Le département aide le GPMM à électrifier ses quais
Le Grand Port maritime de Marseille-Fos (GPMM) a signé une convention d'objectifs et de financement avec le Conseil départemental des Bouches-du-Rhône. Ce dernier s'est engagé à financer à hauteur de 41 % dans la limite de 6 millions d'euros l'électrification de quatre postes à quai du futur terminal passagers du Cap Janet et l'extension du réseau jusqu'à la réparation navale.

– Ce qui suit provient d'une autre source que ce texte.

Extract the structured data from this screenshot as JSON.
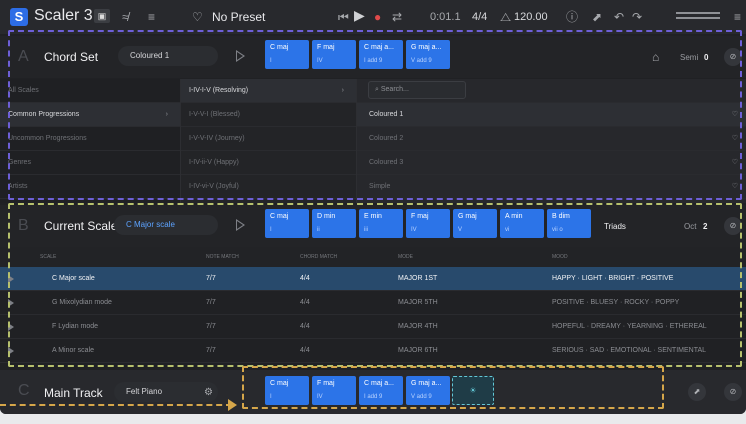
{
  "app": {
    "logo": "S",
    "title": "Scaler 3"
  },
  "topbar": {
    "preset": "No Preset",
    "position": "0:01.1",
    "time_signature": "4/4",
    "tempo": "120.00"
  },
  "chord_set": {
    "letter": "A",
    "title": "Chord Set",
    "set_name": "Coloured 1",
    "chords": [
      {
        "name": "C maj",
        "degree": "I"
      },
      {
        "name": "F maj",
        "degree": "IV"
      },
      {
        "name": "C maj a...",
        "degree": "I add 9"
      },
      {
        "name": "G maj a...",
        "degree": "V add 9"
      }
    ],
    "semi_label": "Semi",
    "semi_value": "0"
  },
  "browser": {
    "categories": [
      "All Scales",
      "Common Progressions",
      "Uncommon Progressions",
      "Genres",
      "Artists"
    ],
    "progressions": [
      "I-IV-I-V (Resolving)",
      "I-V-V-I (Blessed)",
      "I-V-V-IV (Journey)",
      "I-IV-ii-V (Happy)",
      "I-IV-vi-V (Joyful)"
    ],
    "search_placeholder": "Search...",
    "sets": [
      "Coloured 1",
      "Coloured 2",
      "Coloured 3",
      "Simple"
    ]
  },
  "current_scale": {
    "letter": "B",
    "title": "Current Scale",
    "scale_name": "C Major scale",
    "chords": [
      {
        "name": "C maj",
        "degree": "I"
      },
      {
        "name": "D min",
        "degree": "ii"
      },
      {
        "name": "E min",
        "degree": "iii"
      },
      {
        "name": "F maj",
        "degree": "IV"
      },
      {
        "name": "G maj",
        "degree": "V"
      },
      {
        "name": "A min",
        "degree": "vi"
      },
      {
        "name": "B dim",
        "degree": "vii o"
      }
    ],
    "mode": "Triads",
    "oct_label": "Oct",
    "oct_value": "2"
  },
  "scale_table": {
    "headers": [
      "SCALE",
      "NOTE MATCH",
      "CHORD MATCH",
      "MODE",
      "MOOD"
    ],
    "rows": [
      {
        "scale": "C Major scale",
        "note": "7/7",
        "chord": "4/4",
        "mode": "MAJOR 1ST",
        "mood": "HAPPY · LIGHT · BRIGHT · POSITIVE"
      },
      {
        "scale": "G Mixolydian mode",
        "note": "7/7",
        "chord": "4/4",
        "mode": "MAJOR 5TH",
        "mood": "POSITIVE · BLUESY · ROCKY · POPPY"
      },
      {
        "scale": "F Lydian mode",
        "note": "7/7",
        "chord": "4/4",
        "mode": "MAJOR 4TH",
        "mood": "HOPEFUL · DREAMY · YEARNING · ETHEREAL"
      },
      {
        "scale": "A Minor scale",
        "note": "7/7",
        "chord": "4/4",
        "mode": "MAJOR 6TH",
        "mood": "SERIOUS · SAD · EMOTIONAL · SENTIMENTAL"
      }
    ]
  },
  "main_track": {
    "letter": "C",
    "title": "Main Track",
    "instrument": "Felt Piano",
    "chords": [
      {
        "name": "C maj",
        "degree": "I"
      },
      {
        "name": "F maj",
        "degree": "IV"
      },
      {
        "name": "C maj a...",
        "degree": "I add 9"
      },
      {
        "name": "G maj a...",
        "degree": "V add 9"
      }
    ]
  },
  "colors": {
    "accent": "#2c74e8",
    "chord_set_outline": "#6d5fd7",
    "current_scale_outline": "#b6c06d",
    "main_track_outline": "#d5a64a",
    "drop_target": "#63c7d6"
  }
}
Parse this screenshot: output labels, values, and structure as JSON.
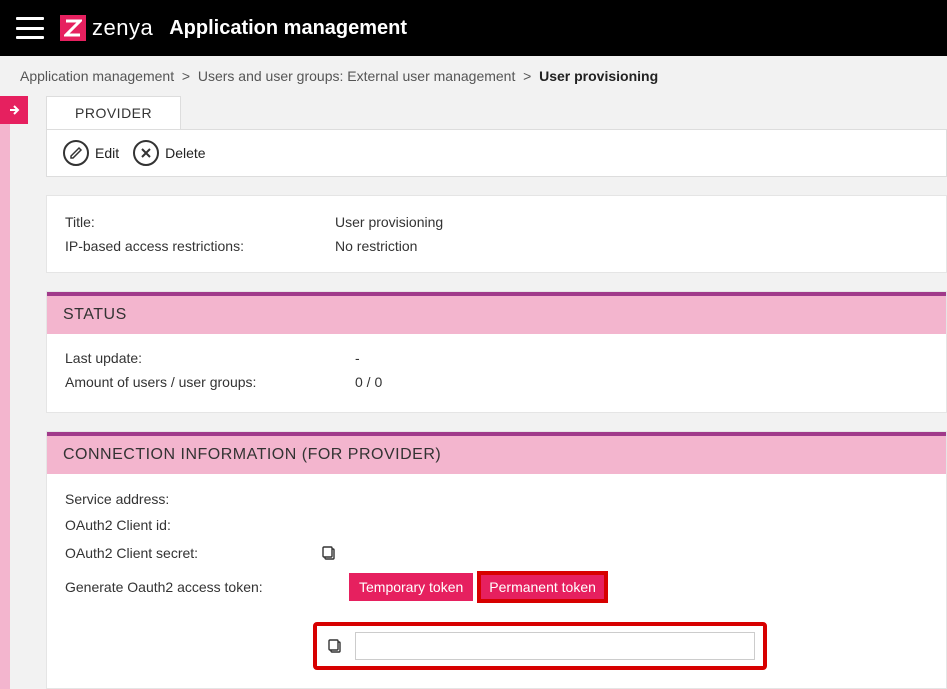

Cette promesse de financement devance le prochain projet stratégique, qui devrait être validé fin juin, dans lequel s'inscrira la généralisation de la connexion électrique des navires à quai (Cenaq) dans les bassins Est.
Cette subvention sera utile mais insuffisante pour le président du directoire du port, Hervé Martel, qui en espère d'autres. Le nouveau patron du GPMM souligne l'importance des financements publics, du niveau européen (Feder) à l'échelon local (région), en passant par le national (DGITM et Ademe) dans l'aboutissement des premiers projets de branchement à quai à Marseille.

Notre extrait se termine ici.